This handout photograph released by The European Southern Observatory (ESO) on February 14, 2020, shows the red supergiant star Betelgeuse, in the constellation of Orion, which has been undergoing unprecedented dimming, taken with the SPHERE instrument on ESO’s Very Large Telescope in January (left) and December 2019. (European Southern Observatory/AFP/File)
Astronomers have managed to take pictures of Betelgeuse showing that the star, one of the brightest in the Milky Way, has been losing luminosity over recent months, the European Southern Observatory (ESO) said on Friday.

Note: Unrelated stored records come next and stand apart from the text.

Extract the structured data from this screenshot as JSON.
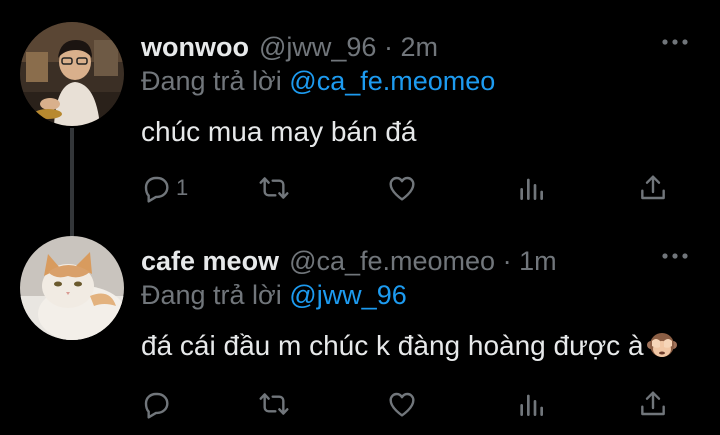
{
  "tweets": [
    {
      "display_name": "wonwoo",
      "handle": "@jww_96",
      "dot": "·",
      "time": "2m",
      "replying_prefix": "Đang trả lời",
      "replying_to": "@ca_fe.meomeo",
      "text": "chúc mua may bán đá",
      "reply_count": "1",
      "more_icon": "more-horizontal-icon"
    },
    {
      "display_name": "cafe meow",
      "handle": "@ca_fe.meomeo",
      "dot": "·",
      "time": "1m",
      "replying_prefix": "Đang trả lời",
      "replying_to": "@jww_96",
      "text": "đá cái đầu m chúc k đàng hoàng được à",
      "emoji": "see-no-evil-monkey",
      "reply_count": "",
      "more_icon": "more-horizontal-icon"
    }
  ],
  "colors": {
    "background": "#000000",
    "primary_text": "#e7e9ea",
    "secondary_text": "#71767b",
    "link": "#1d9bf0",
    "thread_line": "#333639"
  }
}
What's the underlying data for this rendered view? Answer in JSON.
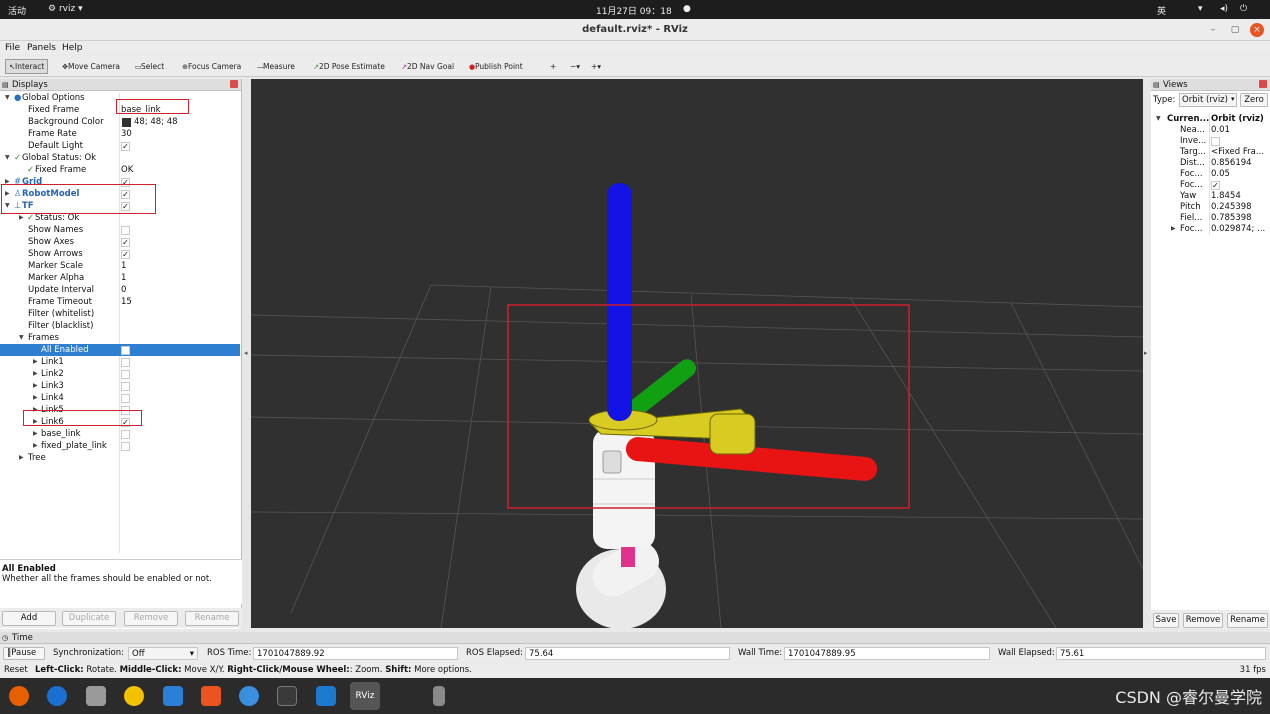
{
  "topbar": {
    "activities": "活动",
    "app_name": "rviz",
    "datetime": "11月27日  09：18",
    "lang": "英"
  },
  "window": {
    "title": "default.rviz* - RViz"
  },
  "menu": {
    "file": "File",
    "panels": "Panels",
    "help": "Help"
  },
  "toolbar": {
    "interact": "Interact",
    "move_camera": "Move Camera",
    "select": "Select",
    "focus_camera": "Focus Camera",
    "measure": "Measure",
    "pose_estimate": "2D Pose Estimate",
    "nav_goal": "2D Nav Goal",
    "publish_point": "Publish Point"
  },
  "displays": {
    "title": "Displays",
    "global_options": "Global Options",
    "fixed_frame_label": "Fixed Frame",
    "fixed_frame_value": "base_link",
    "bg_color_label": "Background Color",
    "bg_color_value": "48; 48; 48",
    "bg_color_hex": "#303030",
    "frame_rate_label": "Frame Rate",
    "frame_rate_value": "30",
    "default_light_label": "Default Light",
    "global_status": "Global Status: Ok",
    "gs_fixed_frame_label": "Fixed Frame",
    "gs_fixed_frame_value": "OK",
    "grid": "Grid",
    "robot_model": "RobotModel",
    "tf": "TF",
    "status": "Status: Ok",
    "show_names": "Show Names",
    "show_axes": "Show Axes",
    "show_arrows": "Show Arrows",
    "marker_scale_label": "Marker Scale",
    "marker_scale_value": "1",
    "marker_alpha_label": "Marker Alpha",
    "marker_alpha_value": "1",
    "update_interval_label": "Update Interval",
    "update_interval_value": "0",
    "frame_timeout_label": "Frame Timeout",
    "frame_timeout_value": "15",
    "filter_white": "Filter (whitelist)",
    "filter_black": "Filter (blacklist)",
    "frames": "Frames",
    "all_enabled": "All Enabled",
    "links": [
      "Link1",
      "Link2",
      "Link3",
      "Link4",
      "Link5",
      "Link6",
      "base_link",
      "fixed_plate_link"
    ],
    "tree": "Tree",
    "desc_title": "All Enabled",
    "desc_text": "Whether all the frames should be enabled or not.",
    "btn_add": "Add",
    "btn_duplicate": "Duplicate",
    "btn_remove": "Remove",
    "btn_rename": "Rename"
  },
  "views": {
    "title": "Views",
    "type_label": "Type:",
    "type_value": "Orbit (rviz)",
    "zero": "Zero",
    "current_label": "Curren...",
    "current_value": "Orbit (rviz)",
    "props": [
      [
        "Nea...",
        "0.01"
      ],
      [
        "Inve...",
        ""
      ],
      [
        "Targ...",
        "<Fixed Fra..."
      ],
      [
        "Dist...",
        "0.856194"
      ],
      [
        "Foc...",
        "0.05"
      ],
      [
        "Foc...",
        ""
      ],
      [
        "Yaw",
        "1.8454"
      ],
      [
        "Pitch",
        "0.245398"
      ],
      [
        "Fiel...",
        "0.785398"
      ],
      [
        "Foc...",
        "0.029874; ..."
      ]
    ],
    "btn_save": "Save",
    "btn_remove": "Remove",
    "btn_rename": "Rename"
  },
  "time": {
    "title": "Time",
    "pause": "Pause",
    "sync_label": "Synchronization:",
    "sync_value": "Off",
    "ros_time_label": "ROS Time:",
    "ros_time": "1701047889.92",
    "ros_elapsed_label": "ROS Elapsed:",
    "ros_elapsed": "75.64",
    "wall_time_label": "Wall Time:",
    "wall_time": "1701047889.95",
    "wall_elapsed_label": "Wall Elapsed:",
    "wall_elapsed": "75.61"
  },
  "status": {
    "reset": "Reset",
    "left": "Left-Click:",
    "left_d": " Rotate. ",
    "mid": "Middle-Click:",
    "mid_d": " Move X/Y. ",
    "right": "Right-Click/Mouse Wheel:",
    "right_d": ": Zoom. ",
    "shift": "Shift:",
    "shift_d": " More options.",
    "fps": "31 fps"
  },
  "watermark": "CSDN @睿尔曼学院"
}
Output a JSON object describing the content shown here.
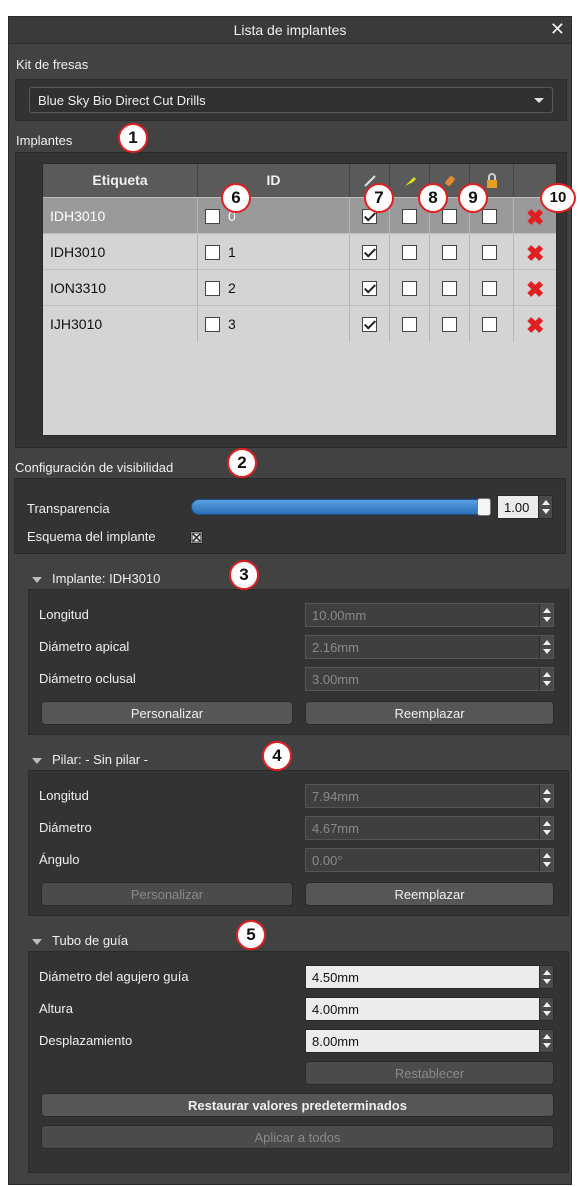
{
  "window": {
    "title": "Lista de implantes",
    "close_glyph": "✕"
  },
  "drill_kit": {
    "label": "Kit de fresas",
    "value": "Blue Sky Bio Direct Cut Drills"
  },
  "implants": {
    "label": "Implantes",
    "columns": [
      "Etiqueta",
      "ID"
    ],
    "rows": [
      {
        "label": "IDH3010",
        "id": "0",
        "visible": true,
        "c8": false,
        "c9": false,
        "lock": false
      },
      {
        "label": "IDH3010",
        "id": "1",
        "visible": true,
        "c8": false,
        "c9": false,
        "lock": false
      },
      {
        "label": "ION3310",
        "id": "2",
        "visible": true,
        "c8": false,
        "c9": false,
        "lock": false
      },
      {
        "label": "IJH3010",
        "id": "3",
        "visible": true,
        "c8": false,
        "c9": false,
        "lock": false
      }
    ],
    "header_icons": [
      "pen-icon",
      "pin-icon",
      "brush-icon",
      "lock-icon"
    ],
    "delete_icon": "delete-x-icon",
    "delete_color": "#e02020"
  },
  "visibility": {
    "label": "Configuración de visibilidad",
    "transparency_label": "Transparencia",
    "transparency_value": "1.00",
    "transparency_level": 1.0,
    "outline_label": "Esquema del implante",
    "accent": "#2a6fb8"
  },
  "implant_section": {
    "title": "Implante: IDH3010",
    "fields": [
      {
        "label": "Longitud",
        "value": "10.00mm"
      },
      {
        "label": "Diámetro apical",
        "value": "2.16mm"
      },
      {
        "label": "Diámetro oclusal",
        "value": "3.00mm"
      }
    ],
    "customize": "Personalizar",
    "replace": "Reemplazar"
  },
  "abutment_section": {
    "title": "Pilar: - Sin pilar -",
    "fields": [
      {
        "label": "Longitud",
        "value": "7.94mm"
      },
      {
        "label": "Diámetro",
        "value": "4.67mm"
      },
      {
        "label": "Ángulo",
        "value": "0.00°"
      }
    ],
    "customize": "Personalizar",
    "replace": "Reemplazar"
  },
  "guide_tube": {
    "title": "Tubo de guía",
    "fields": [
      {
        "label": "Diámetro del agujero guía",
        "value": "4.50mm"
      },
      {
        "label": "Altura",
        "value": "4.00mm"
      },
      {
        "label": "Desplazamiento",
        "value": "8.00mm"
      }
    ],
    "reset": "Restablecer",
    "restore_defaults": "Restaurar valores predeterminados",
    "apply_all": "Aplicar a todos"
  },
  "callouts": [
    "1",
    "2",
    "3",
    "4",
    "5",
    "6",
    "7",
    "8",
    "9",
    "10"
  ]
}
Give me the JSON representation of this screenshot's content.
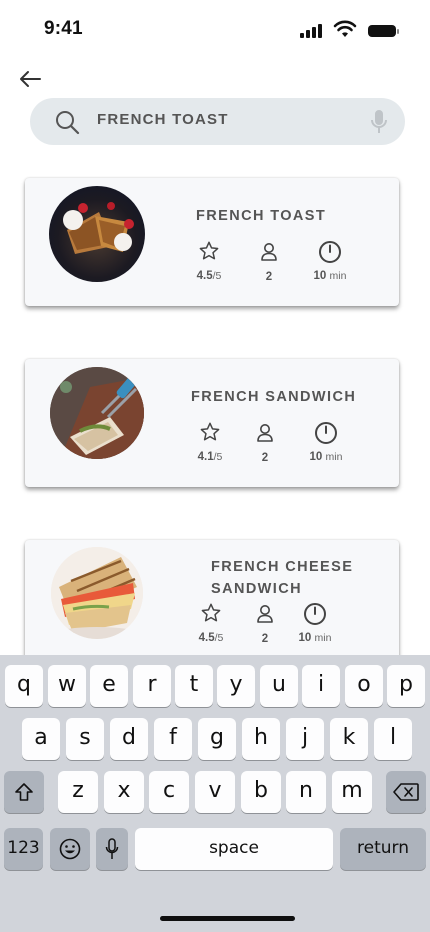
{
  "status": {
    "time": "9:41"
  },
  "search": {
    "query": "FRENCH TOAST"
  },
  "results": [
    {
      "title": "FRENCH TOAST",
      "rating": "4.5",
      "rating_max": "/5",
      "servings": "2",
      "time_value": "10",
      "time_unit": "min"
    },
    {
      "title": "FRENCH SANDWICH",
      "rating": "4.1",
      "rating_max": "/5",
      "servings": "2",
      "time_value": "10",
      "time_unit": "min"
    },
    {
      "title": "FRENCH CHEESE SANDWICH",
      "rating": "4.5",
      "rating_max": "/5",
      "servings": "2",
      "time_value": "10",
      "time_unit": "min"
    }
  ],
  "icons": {
    "back": "arrow-left-icon",
    "search": "search-icon",
    "mic": "microphone-icon",
    "rating": "star-icon",
    "servings": "person-icon",
    "time": "clock-icon"
  },
  "keyboard": {
    "row1": [
      "q",
      "w",
      "e",
      "r",
      "t",
      "y",
      "u",
      "i",
      "o",
      "p"
    ],
    "row2": [
      "a",
      "s",
      "d",
      "f",
      "g",
      "h",
      "j",
      "k",
      "l"
    ],
    "row3": [
      "z",
      "x",
      "c",
      "v",
      "b",
      "n",
      "m"
    ],
    "numbers_label": "123",
    "space_label": "space",
    "return_label": "return"
  },
  "colors": {
    "search_bg": "#e4e9ec",
    "card_bg": "#f7f8fa",
    "keyboard_bg": "#d1d4da"
  }
}
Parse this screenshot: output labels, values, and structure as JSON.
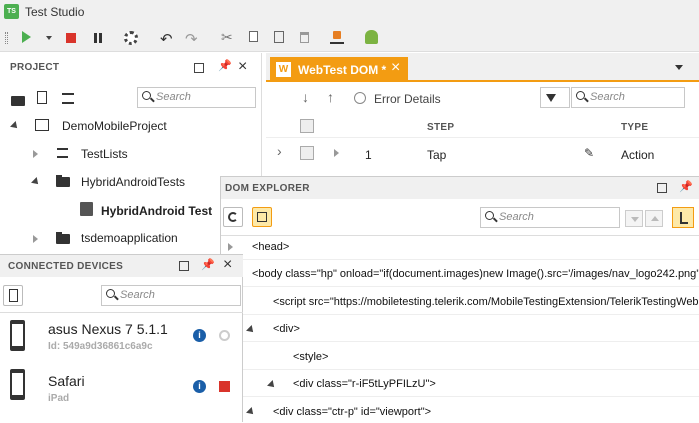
{
  "app": {
    "badge": "TS",
    "title": "Test Studio"
  },
  "project": {
    "header": "PROJECT",
    "search_placeholder": "Search",
    "tree": [
      {
        "label": "DemoMobileProject"
      },
      {
        "label": "TestLists"
      },
      {
        "label": "HybridAndroidTests"
      },
      {
        "label": "HybridAndroid Test"
      },
      {
        "label": "tsdemoapplication"
      }
    ]
  },
  "devices": {
    "header": "CONNECTED DEVICES",
    "search_placeholder": "Search",
    "items": [
      {
        "name": "asus Nexus 7 5.1.1",
        "sub": "Id: 549a9d36861c6a9c"
      },
      {
        "name": "Safari",
        "sub": "iPad"
      }
    ]
  },
  "webtest": {
    "tab_badge": "W",
    "tab_label": "WebTest DOM *",
    "error_details": "Error Details",
    "search_placeholder": "Search",
    "columns": {
      "step": "STEP",
      "type": "TYPE"
    },
    "rows": [
      {
        "num": "1",
        "step": "Tap",
        "type": "Action"
      }
    ]
  },
  "dom": {
    "header": "DOM EXPLORER",
    "search_placeholder": "Search",
    "lines": [
      "<head>",
      "<body class=\"hp\" onload=\"if(document.images)new Image().src='/images/nav_logo242.png'\">",
      "<script src=\"https://mobiletesting.telerik.com/MobileTestingExtension/TelerikTestingWeb",
      "<div>",
      "<style>",
      "<div class=\"r-iF5tLyPFILzU\">",
      "<div class=\"ctr-p\" id=\"viewport\">"
    ]
  },
  "colors": {
    "accent": "#f39c12",
    "green": "#4caf50",
    "red": "#d9342b",
    "info": "#1a5ea8"
  }
}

The mysterious dimming of one of the most visible stars in the Orion constellation has astronomers scratching their heads, with some saying Betelgeuse could be about to explode while others point to passing conditions.
"The stunning new images of the star's surface show not only the fading red supergiant but also how its apparent shape is changing," the ESO said after astronomers used the observatory's very large telescope (VLT) to find out more.
A team led by Miguel Montarges, astronomer at KU Leuven university in Belgium, has been observing the star with ESO's VLT since December, aiming to understand why it’s becoming fainter.
Betelgeuse began dimming towards the end of last year and is now at about 36 percent of its normal brightness, "a change noticeable even to the naked eye", ESO said.
Experts investigating the dimming they say is "unprecedented" still do not believe that Betelgeuse is about to explode, as some astronomy enthusiasts have been speculating.
"Betelgeuse will one day go supernova, but astronomers don't think this is happening now," ESO said.
Instead researchers think that either the surface of the star is cooling because of exceptional stellar activity, or that there was "dust ejection towards us".
Betelgeuse's irregular surface is made up of giant convective cells that move, shrink and swell, ESO said.
"The star also pulsates, like a beating heart, periodically changing in brightness," it said.